Dia mengatakan, masalah besar pertanahan saat ini terjadi karena terkait dengan hukum kolonial. Rata-rata negara eks kolonial tidak membongkar hukum kolonial karena dia ternyata menguntungkan orang yang punya kekuasaan.

“Itulah yang terjadi pada Haris Azhar dan Fatia. Pola hukum lama kembali digunakan. Juga pola hukum penghasutan warisan kolonial yang kembali digunakan,” ucapnya.

Jadi tidak ada yang berubah setelah lebih 70 tahun merdeka.
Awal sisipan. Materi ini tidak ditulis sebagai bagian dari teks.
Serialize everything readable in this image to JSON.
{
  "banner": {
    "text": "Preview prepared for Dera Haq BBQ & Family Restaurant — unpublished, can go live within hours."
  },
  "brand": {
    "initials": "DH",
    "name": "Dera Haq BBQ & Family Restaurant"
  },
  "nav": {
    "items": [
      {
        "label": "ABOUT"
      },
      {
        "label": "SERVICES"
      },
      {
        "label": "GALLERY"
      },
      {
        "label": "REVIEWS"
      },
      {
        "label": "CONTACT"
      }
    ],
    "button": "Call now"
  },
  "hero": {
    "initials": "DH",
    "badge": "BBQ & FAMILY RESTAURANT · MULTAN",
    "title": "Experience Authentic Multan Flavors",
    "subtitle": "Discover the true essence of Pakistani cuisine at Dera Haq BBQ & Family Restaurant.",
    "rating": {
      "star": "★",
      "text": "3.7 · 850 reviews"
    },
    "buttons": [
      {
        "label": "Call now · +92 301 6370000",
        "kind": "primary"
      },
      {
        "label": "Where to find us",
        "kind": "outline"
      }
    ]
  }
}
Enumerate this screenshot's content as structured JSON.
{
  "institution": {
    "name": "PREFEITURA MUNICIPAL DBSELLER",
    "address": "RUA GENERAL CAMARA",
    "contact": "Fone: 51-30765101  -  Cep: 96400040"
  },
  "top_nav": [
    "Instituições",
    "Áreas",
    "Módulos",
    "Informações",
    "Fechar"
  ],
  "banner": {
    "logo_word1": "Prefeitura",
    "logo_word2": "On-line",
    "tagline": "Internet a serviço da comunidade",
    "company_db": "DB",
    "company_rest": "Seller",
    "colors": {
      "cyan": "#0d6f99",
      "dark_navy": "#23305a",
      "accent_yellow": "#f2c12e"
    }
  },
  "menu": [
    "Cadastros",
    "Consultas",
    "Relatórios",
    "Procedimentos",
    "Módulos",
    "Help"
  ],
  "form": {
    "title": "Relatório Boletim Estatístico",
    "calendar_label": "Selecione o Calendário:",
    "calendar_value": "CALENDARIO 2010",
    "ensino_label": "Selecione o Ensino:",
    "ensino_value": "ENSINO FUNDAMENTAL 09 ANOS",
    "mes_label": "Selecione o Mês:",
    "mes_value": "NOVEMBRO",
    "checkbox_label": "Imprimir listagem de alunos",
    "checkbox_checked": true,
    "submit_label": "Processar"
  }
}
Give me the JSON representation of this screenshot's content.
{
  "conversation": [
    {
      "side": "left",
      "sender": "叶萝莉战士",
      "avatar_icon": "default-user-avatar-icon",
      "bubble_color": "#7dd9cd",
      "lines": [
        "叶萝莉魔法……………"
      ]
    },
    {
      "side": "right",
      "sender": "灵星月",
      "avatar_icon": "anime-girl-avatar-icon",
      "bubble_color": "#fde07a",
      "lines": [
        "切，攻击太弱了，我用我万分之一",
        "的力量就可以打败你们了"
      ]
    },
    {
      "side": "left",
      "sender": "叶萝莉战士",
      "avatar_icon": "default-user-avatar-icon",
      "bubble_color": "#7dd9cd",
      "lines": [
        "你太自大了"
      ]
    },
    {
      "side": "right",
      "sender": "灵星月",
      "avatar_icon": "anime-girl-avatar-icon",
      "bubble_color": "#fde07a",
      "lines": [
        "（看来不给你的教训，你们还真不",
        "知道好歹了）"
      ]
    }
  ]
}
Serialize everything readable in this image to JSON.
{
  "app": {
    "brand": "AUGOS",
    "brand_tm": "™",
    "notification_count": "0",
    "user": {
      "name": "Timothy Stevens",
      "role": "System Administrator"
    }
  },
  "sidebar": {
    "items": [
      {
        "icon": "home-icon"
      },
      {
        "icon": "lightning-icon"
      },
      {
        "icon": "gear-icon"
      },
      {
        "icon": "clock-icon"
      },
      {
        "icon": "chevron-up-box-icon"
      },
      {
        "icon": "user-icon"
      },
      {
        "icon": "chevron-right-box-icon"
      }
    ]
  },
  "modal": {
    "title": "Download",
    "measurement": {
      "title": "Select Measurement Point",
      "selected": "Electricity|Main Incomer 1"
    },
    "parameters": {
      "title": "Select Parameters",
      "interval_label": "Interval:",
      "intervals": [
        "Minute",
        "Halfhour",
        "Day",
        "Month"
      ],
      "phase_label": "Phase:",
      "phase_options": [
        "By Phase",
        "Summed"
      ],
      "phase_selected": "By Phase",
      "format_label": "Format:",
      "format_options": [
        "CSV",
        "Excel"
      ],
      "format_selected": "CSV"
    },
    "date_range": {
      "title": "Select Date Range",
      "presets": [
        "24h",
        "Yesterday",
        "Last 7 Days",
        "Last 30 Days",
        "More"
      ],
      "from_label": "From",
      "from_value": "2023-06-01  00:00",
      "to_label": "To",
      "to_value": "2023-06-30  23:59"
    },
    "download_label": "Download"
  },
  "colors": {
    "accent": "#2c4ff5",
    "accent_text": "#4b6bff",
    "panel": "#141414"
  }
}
Yang berbeda, munculnya pemain baru yakni civil society. Civil society yang tidak hanya mengganggu oligarki tapi juga berupaya melaksanakn edukasi hukum kritis terhadap hak hak warga.

“Kalau relasi-relasi kekuasaan tidak pernah dibongkar, maka kita tidak akan pernah bisa membongkar konflik-konflik yang ada, dan tidak hanya konflik agraria. Namun penyumbang masalah-masalah yang paling tinggi memang konflik agraria,” ujarnya.

 

Yang Harus Dilakukan Pemerintahan Jokowi

Ward mengatakan, untuk mengatasi masalah itu, pemerintahan Joko Widodo harus mengeluarkan beberapa kebijakan terkait lahan.

Pertama, mendirikan badan mediasi di tingkat propinsi dan kabupaten. Itu untuk mengatasi tidak adanya kompetensi SDM di bidang penyelesaian hukum di tingkat daerah.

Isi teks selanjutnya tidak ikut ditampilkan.